Last, my inner voice was really trying to tell me that I needed to step even further outside of my comfort zone. To do things I'd been avoiding. Primarily to really put myself out there for the world to see.
I have some aversion to criticism and being judged. I don't know anyone who enjoys that but I know it’s interfered far more than it should with sharing my authentic self in all my glory (and not glory).
I want to live a life where I don’t allow any fear to get in the way of living fully. This might surprise some as I know many people describe me as a risk taker but deep down I can be a fraidy cat. I just don’t advertise that.
So to combat that and continue to meet my need for competition and creativity, I signed up for a haiku duel.

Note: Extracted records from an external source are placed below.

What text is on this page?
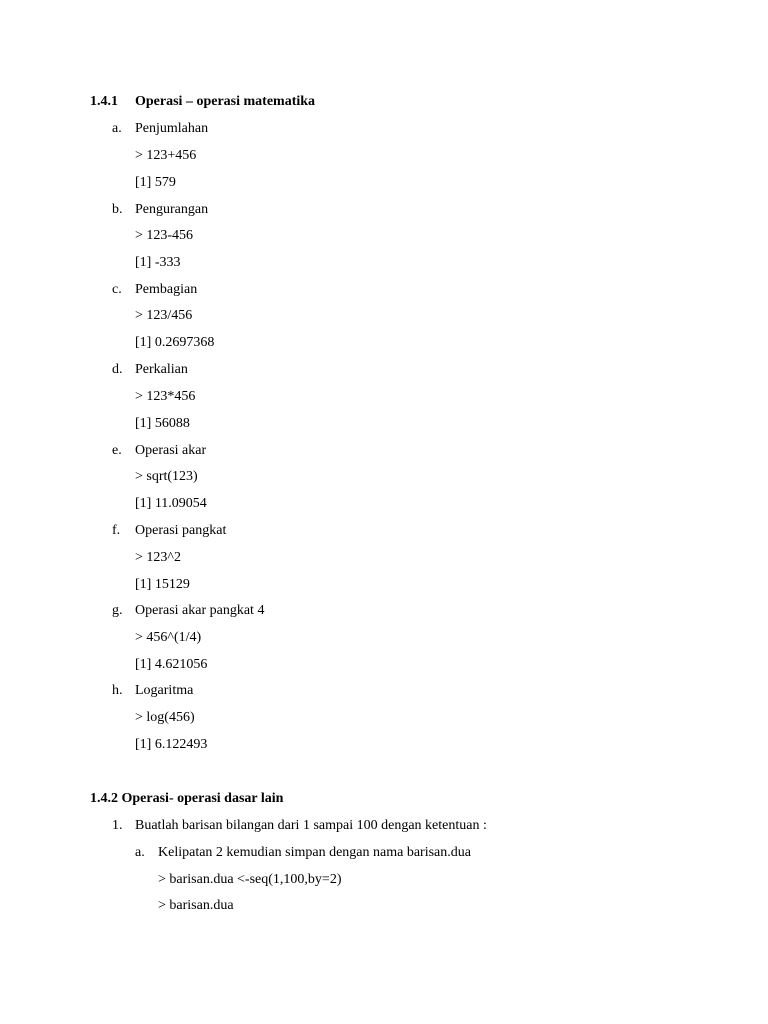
1.4.1 Operasi – operasi matematika
a. Penjumlahan
> 123+456
[1] 579
b. Pengurangan
> 123-456
[1] -333
c. Pembagian
> 123/456
[1] 0.2697368
d. Perkalian
> 123*456
[1] 56088
e. Operasi akar
> sqrt(123)
[1] 11.09054
f. Operasi pangkat
> 123^2
[1] 15129
g. Operasi akar pangkat 4
> 456^(1/4)
[1] 4.621056
h. Logaritma
> log(456)
[1] 6.122493
1.4.2 Operasi- operasi dasar lain
1. Buatlah barisan bilangan dari 1 sampai 100 dengan ketentuan :
a. Kelipatan 2 kemudian simpan dengan nama barisan.dua
> barisan.dua <-seq(1,100,by=2)
> barisan.dua
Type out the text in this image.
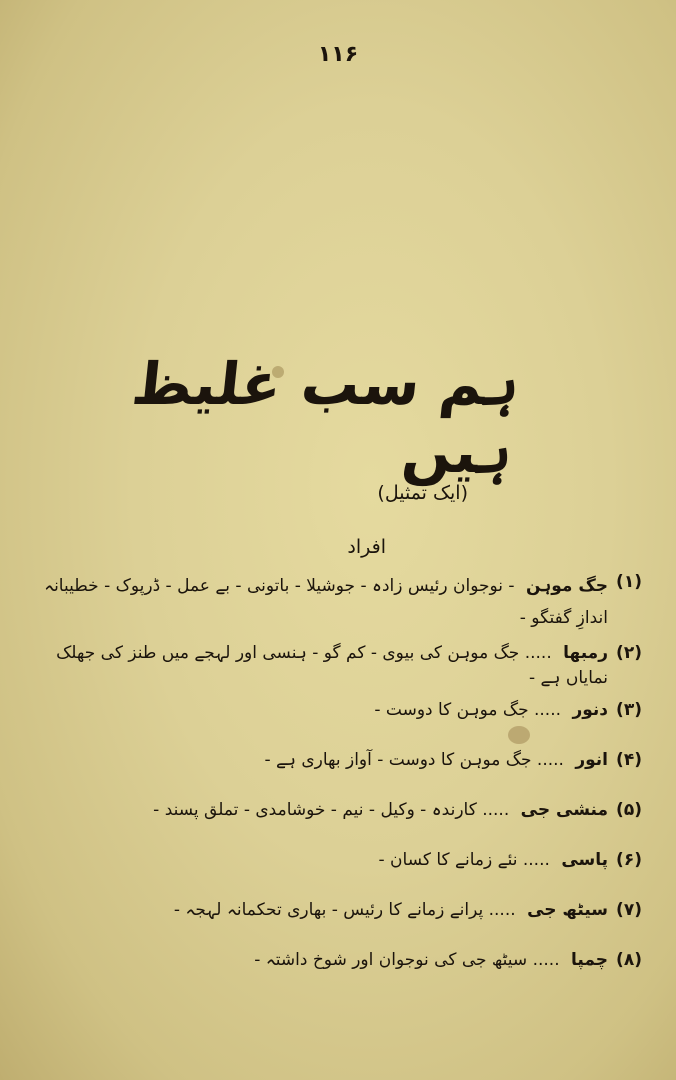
۱۱۶
ہم سب غلیظ ہیں
(ایک تمثیل)
افراد
(۱)
جگ موہن - نوجوان رئیس زادہ - جوشیلا - باتونی - بے عمل - ڈرپوک - خطیبانہ اندازِ گفتگو -
(۲)
رمبھا ..... جگ موہن کی بیوی - کم گو - ہنسی اور لہجے میں طنز کی جھلک نمایاں ہے -
(۳)
دنور ..... جگ موہن کا دوست -
(۴)
انور ..... جگ موہن کا دوست - آواز بھاری ہے -
(۵)
منشی جی ..... کارندہ - وکیل - نیم - خوشامدی - تملق پسند -
(۶)
پاسی ..... نئے زمانے کا کسان -
(۷)
سیٹھ جی ..... پرانے زمانے کا رئیس - بھاری تحکمانہ لہجہ -
(۸)
چمپا ..... سیٹھ جی کی نوجوان اور شوخ داشتہ -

A haiku duel is like a spoken word battle but specific to haiku.
This certainly crossed off many of the things on my “To Avoid” list:
- Writing under pressure with no preparation
- Sharing that immediate writing with a large audience
- Having that audience judge if I made the cut to the next round or not
I’ve been writing and publishing haiku poetry for many years and think I have some talent, but this was putting myself out there on a whole other level. What if people didn’t like it?
Turns out, I was first up and first down.
But I left the stage exhilarated!
I didn’t write an absolutely awful poem. Sure, I got a bit nervous and blanked out for most of the two minutes I had to write but I still did it and performed it. I got a lot of applause and the applause was subjectively judged by humans so who knows, I could have actually won.
Also, I learned much about failure. Namely that I don't think that I failed. The goal was to get up there and step far outside my comfort zone, which I accomplished. Sure, I would have loved to win or at least get another crack at time pressured poetry writing but cheesy as this is, I was a winner simply by participating.
In not judging myself as a loser, I was able to compassionately notice areas of improvement that I wouldn't have otherwise. I could definitely benefit from some practice in improvisation and performing to an audience. While I haven’t decided to quit my day job and become a Hollywood star, I see how these skills can improve all areas of life.
It also reinforced how we all probably have far more support than we realize. From my loved ones that showed up to the loved ones that were there in spirit to the entire crowd, everyone wanted me to succeed. My fear of criticism and judgment is probably far more unfounded than I previously thought.
Sharing our gifts with others (whether we're the best in the world or just starting out) is valuable and appreciated. This is something I'll carry with me when the inevitable fear pops up. Still I think because of this experience overall it’ll be much easier for me to ride out of that comfort zone.